Wanchese (/ˈwɒntʃiːz/ WAHN-cheez) is a census-designated place (CDP) on Roanoke Island in Dare County, North Carolina, United States. It was named after Wanchese, the last known ruler of the Roanoke Native American tribe encountered by English colonists in the sixteenth century. As of the 2020 census, Wanchese had a population of 1,522. Today, Wanchese is the center of commercial fishing and boatbuilding on the Outer Banks.

The residents of Wanchese are governed by the Dare County Board of Commissioners. Wanchese is part of District 1, along with Manteo, Roanoke Island and Manns Harbor .

==Geography==
Wanchese is located at , and on the southern end of Roanoke Island.

According to the United States, the CDP has a total area of 5.5 sqmi, of which 4.7 sqmi is land and 0.8 sqmi (14.26%) is water.

==History==
Also see: History of Roanoke Island

Archeological evidence shows that Wanchese was the site of the first fishing village on Roanoke Island. Indigenous people inhabited the area 1500 years ago, and their various cultures used this site for fishing for 1100 years. They also collected oysters and shellfish from nearby beds in the Sound.

What is called the Tillett Site (after the last owners) had been occupied originally when it was still part of the mainland, during the entire Archaic Period (8000-1000 BC). After the sea levels rose and it became an island, the saline conditions of the Sound became established, giving rise to the later indigenous fishing culture, including that of the historic Roanoke tribe.

Three later periods of occupation were identified:
- Mount Pleasant component, beginning around 400 and ending around 800;
- Colington component, the prehistoric manifestation of the Carolina Algonkian culture, from 800 to 1650; and
- Historic period component, related mostly to the Green family use of the site as a farmstead from c. 1884 to 1910/20. There was also fishing in this area.

During the first two periods, the Tillett site was a seasonal settlement. The Roanoke came to it from the mainland to fish and collect shellfish. At the time of English exploration, the Algonquian-speaking Roanoke tribe used the site for seasonal fishing. Their main town was on the western shore of Croatan Sound.

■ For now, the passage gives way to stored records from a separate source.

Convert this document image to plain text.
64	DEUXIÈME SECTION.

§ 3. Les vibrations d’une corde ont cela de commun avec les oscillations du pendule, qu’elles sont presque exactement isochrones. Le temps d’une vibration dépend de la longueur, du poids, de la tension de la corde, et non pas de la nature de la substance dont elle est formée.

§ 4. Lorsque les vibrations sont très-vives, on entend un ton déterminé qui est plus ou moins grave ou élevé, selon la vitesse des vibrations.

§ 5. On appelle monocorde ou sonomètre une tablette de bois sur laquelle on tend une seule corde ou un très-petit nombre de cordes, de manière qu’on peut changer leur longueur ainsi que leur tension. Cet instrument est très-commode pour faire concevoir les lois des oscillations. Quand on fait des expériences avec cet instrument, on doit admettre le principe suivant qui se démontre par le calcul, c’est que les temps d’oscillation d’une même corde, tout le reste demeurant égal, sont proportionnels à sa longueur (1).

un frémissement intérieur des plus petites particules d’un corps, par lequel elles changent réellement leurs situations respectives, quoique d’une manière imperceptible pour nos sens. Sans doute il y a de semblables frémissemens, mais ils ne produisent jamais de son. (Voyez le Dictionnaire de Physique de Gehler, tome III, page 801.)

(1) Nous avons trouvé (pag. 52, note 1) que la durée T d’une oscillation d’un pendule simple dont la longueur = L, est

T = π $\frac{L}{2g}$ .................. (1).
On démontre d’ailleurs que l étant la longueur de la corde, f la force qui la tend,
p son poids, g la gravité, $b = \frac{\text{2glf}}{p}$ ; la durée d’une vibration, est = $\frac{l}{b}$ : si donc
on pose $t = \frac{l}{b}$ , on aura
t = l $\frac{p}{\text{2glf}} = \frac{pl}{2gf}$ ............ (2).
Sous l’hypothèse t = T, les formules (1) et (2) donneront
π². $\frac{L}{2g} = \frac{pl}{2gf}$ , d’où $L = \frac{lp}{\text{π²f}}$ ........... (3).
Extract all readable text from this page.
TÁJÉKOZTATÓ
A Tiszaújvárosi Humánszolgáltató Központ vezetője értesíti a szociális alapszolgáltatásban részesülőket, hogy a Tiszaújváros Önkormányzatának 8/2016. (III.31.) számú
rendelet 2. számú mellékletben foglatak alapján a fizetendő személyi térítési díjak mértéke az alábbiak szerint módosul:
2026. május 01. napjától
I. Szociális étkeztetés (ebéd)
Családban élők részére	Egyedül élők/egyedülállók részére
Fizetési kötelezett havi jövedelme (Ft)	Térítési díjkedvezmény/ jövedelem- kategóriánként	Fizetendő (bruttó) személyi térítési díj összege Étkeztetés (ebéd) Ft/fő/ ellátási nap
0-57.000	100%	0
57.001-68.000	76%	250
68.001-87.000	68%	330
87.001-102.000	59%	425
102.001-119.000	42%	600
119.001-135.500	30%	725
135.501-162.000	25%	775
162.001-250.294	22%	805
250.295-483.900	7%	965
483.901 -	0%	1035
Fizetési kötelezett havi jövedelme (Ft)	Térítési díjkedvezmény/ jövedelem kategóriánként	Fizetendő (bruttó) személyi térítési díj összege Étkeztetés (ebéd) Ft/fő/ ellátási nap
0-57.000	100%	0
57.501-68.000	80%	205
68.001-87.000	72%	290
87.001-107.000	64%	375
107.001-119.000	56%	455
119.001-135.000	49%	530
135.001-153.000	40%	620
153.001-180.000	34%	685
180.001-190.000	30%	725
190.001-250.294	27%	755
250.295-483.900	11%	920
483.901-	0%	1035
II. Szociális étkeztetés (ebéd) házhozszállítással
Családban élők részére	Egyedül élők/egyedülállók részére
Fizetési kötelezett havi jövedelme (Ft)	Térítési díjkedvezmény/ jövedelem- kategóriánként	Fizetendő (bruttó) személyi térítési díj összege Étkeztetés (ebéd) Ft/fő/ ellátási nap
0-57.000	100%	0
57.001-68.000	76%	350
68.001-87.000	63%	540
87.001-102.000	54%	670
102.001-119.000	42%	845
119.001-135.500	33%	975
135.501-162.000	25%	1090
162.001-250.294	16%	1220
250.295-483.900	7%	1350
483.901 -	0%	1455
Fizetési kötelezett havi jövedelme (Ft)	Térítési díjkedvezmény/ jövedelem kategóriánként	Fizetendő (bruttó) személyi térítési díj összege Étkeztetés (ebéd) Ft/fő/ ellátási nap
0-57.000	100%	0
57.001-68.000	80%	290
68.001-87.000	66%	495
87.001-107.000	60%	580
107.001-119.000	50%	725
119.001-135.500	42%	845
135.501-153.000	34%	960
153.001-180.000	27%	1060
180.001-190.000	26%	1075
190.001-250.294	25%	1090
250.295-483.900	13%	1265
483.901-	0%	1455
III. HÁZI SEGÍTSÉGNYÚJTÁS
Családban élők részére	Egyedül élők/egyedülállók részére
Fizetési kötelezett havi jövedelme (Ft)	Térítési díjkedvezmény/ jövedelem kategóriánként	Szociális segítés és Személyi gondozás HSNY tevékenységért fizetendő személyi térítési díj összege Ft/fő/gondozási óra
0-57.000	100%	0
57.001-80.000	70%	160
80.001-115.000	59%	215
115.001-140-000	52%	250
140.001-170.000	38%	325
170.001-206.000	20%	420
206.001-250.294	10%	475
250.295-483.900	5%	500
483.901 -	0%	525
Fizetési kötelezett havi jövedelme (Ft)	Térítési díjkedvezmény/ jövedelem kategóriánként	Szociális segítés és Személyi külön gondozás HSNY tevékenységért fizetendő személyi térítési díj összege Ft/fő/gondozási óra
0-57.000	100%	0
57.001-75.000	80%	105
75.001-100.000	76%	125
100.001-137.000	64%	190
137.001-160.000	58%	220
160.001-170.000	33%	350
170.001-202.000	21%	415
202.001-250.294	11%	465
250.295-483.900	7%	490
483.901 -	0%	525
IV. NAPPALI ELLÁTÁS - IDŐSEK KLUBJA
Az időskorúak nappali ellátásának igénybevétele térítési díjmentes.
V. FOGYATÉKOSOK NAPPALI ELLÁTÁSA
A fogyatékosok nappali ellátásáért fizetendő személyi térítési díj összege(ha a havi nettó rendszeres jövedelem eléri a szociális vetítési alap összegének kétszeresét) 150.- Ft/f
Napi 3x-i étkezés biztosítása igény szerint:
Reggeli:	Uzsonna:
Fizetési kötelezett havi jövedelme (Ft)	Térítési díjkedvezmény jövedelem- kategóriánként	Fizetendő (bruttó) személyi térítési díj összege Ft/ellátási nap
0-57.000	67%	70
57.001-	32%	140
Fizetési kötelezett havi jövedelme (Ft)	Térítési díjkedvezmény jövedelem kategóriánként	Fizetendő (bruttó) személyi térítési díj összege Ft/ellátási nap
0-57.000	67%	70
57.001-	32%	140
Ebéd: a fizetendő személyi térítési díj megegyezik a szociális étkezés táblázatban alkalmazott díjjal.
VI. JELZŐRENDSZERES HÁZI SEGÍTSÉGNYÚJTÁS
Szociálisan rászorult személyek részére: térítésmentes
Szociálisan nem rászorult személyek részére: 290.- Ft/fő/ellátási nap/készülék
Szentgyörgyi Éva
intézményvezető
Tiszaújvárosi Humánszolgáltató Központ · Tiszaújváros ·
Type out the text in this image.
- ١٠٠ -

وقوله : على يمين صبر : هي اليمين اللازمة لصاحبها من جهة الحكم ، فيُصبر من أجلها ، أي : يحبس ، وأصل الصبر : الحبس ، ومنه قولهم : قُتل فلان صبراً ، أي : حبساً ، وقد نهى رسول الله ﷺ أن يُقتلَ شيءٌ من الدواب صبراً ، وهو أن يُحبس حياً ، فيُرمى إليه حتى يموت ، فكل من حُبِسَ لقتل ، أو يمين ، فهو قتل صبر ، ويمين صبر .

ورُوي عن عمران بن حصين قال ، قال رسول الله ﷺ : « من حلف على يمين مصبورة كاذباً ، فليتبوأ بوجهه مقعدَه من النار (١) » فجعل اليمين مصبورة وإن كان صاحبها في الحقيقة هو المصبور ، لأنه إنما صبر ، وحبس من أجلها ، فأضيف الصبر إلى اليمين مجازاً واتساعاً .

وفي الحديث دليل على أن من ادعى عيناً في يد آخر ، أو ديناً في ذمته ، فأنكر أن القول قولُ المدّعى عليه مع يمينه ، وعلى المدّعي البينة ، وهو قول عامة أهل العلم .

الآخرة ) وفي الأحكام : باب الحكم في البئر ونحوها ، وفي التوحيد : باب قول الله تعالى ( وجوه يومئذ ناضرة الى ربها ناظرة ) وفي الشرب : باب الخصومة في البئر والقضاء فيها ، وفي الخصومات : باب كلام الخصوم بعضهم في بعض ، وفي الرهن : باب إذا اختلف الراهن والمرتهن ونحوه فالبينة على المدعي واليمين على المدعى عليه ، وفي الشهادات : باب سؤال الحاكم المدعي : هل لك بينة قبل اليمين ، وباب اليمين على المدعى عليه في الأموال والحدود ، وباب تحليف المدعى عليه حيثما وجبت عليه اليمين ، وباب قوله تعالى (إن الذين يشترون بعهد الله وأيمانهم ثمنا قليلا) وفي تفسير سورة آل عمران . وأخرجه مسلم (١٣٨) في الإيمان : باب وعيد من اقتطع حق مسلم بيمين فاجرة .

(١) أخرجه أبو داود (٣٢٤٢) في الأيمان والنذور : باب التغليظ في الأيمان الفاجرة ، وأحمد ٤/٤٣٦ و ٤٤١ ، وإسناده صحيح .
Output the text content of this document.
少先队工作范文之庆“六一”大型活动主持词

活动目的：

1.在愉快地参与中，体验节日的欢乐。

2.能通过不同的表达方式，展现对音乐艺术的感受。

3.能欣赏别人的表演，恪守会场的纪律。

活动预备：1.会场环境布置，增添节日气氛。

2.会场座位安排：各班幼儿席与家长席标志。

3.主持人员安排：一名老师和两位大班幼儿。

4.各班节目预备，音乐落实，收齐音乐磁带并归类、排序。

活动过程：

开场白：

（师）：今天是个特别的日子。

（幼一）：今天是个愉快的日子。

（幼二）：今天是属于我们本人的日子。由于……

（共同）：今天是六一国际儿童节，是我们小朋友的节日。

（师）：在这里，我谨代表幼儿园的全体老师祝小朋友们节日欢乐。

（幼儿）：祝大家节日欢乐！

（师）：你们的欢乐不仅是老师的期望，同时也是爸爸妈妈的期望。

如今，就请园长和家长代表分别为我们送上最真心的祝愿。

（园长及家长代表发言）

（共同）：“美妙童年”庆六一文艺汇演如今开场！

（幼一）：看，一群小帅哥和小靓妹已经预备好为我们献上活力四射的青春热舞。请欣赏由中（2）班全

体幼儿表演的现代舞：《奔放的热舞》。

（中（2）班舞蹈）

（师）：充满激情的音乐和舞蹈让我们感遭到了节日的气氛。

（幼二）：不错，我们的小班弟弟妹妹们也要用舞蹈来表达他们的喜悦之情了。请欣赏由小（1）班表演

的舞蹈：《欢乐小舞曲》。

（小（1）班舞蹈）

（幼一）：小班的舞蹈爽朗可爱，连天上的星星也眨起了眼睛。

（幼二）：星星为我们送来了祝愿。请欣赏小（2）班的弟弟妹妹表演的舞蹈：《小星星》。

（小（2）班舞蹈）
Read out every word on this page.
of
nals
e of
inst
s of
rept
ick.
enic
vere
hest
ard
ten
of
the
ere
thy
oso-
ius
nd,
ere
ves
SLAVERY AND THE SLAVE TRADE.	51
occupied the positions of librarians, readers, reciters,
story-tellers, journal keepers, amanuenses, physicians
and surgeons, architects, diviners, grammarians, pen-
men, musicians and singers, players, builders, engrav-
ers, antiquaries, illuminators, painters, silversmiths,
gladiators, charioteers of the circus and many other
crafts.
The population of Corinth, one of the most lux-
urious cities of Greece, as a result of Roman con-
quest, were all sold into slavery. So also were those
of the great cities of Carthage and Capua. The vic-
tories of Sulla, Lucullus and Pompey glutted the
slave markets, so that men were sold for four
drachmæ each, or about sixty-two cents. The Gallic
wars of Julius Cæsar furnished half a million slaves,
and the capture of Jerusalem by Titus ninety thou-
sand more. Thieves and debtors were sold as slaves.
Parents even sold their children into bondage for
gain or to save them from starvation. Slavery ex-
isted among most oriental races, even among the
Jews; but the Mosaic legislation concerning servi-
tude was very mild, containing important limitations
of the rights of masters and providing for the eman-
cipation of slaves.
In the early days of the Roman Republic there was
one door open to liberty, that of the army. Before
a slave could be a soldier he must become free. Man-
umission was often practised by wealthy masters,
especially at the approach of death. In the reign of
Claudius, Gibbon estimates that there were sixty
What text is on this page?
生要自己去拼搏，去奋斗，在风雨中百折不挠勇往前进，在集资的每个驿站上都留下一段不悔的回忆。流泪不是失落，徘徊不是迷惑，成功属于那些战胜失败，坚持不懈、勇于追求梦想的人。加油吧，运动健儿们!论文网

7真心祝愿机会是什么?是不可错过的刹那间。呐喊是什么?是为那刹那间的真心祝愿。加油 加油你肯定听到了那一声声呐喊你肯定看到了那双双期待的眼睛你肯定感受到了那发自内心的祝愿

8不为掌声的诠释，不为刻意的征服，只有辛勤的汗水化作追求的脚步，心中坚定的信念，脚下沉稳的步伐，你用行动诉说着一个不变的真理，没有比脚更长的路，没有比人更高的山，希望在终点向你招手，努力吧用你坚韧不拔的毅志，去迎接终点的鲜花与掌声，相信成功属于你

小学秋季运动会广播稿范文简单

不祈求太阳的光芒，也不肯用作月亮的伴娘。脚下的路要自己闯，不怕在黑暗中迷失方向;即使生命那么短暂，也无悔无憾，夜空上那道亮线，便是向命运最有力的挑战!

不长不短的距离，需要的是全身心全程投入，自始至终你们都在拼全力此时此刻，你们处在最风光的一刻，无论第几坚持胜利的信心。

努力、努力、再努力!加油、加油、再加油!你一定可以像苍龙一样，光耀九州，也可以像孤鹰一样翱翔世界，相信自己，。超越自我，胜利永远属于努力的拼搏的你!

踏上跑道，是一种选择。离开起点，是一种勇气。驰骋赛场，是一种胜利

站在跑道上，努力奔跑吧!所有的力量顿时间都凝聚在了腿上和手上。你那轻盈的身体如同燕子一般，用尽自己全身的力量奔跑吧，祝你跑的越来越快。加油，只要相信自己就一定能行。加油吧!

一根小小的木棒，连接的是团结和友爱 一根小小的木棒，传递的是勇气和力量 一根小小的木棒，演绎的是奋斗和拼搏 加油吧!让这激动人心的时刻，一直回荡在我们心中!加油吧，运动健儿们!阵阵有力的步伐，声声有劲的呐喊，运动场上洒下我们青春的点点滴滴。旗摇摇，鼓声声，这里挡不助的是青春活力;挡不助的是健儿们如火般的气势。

After permanent English colonization in the 1650s, the site continued to be used for fishing by the Anglo-Americans. During the 19th century Wanchese had the only light-house on Roanoke Island, called Marshes Light, which has since been reconstructed in Manteo. In the 1980s, it was to be redeveloped for a major commercial fishing port and seafood processing facility.

==Demographics==

Historical population
| Census | Pop. | Note | %± |
| 2010 | 1,642 |  | — |
| 2020 | 1,522 |  | −7.3% |
U.S. Decennial Census

===2020 census===

Wanchese racial composition
| Race | Number | Percentage |
|---|---|---|
| White (non-Hispanic) | 1,342 | 88.17% |
| Black or African American (non-Hispanic) | 14 | 0.92% |
| Native American | 2 | 0.13% |
| Asian | 4 | 0.26% |
| Other/Mixed | 63 | 4.14% |
| Hispanic or Latino | 97 | 6.37% |

As of the 2020 United States census, there were 1,522 people, 683 households, and 488 families residing in the CDP.

===2000 census===
As of the census of 2000, there were 1,527 people, 614 households, and 432 families residing in the CDP. The population density was 325.8 PD/sqmi. There were 690 housing units at an average density of 147.2 /sqmi. The racial makeup of the CDP was 98.10% White, 0.33% African American, 0.59% Native American, 0.13% Asian, 0.46% from other races, and 0.39% from two or more races. Hispanic or Latino of any race were 1.83% of the population.

In the CDP, the population was spread out, with 23.4% under the age of 18, 8.0% from 18 to 24, 32.4% from 25 to 44, 24.1% from 45 to 64, and 12.0% who were 65 years of age or older. The median age was 37 years. For every 100 females, there were 102.8 males. For every 100 females age 18 and over, there were 98.8 males.

The median income for a household in the CDP was $39,250, and the median income for a family was $43,173. Males had a median income of $28,958 versus $21,591 for females. The per capita income for the CDP was $17,492. About 5.1% of families and 8.1% of the population were below the poverty line, including 10.1% of those under age 18 and 16.3% of those age 65 or over.

==Education==
Residents are zoned to Dare County Schools. Zoned schools include Manteo Elementary School, Manteo Middle School, and Manteo High School.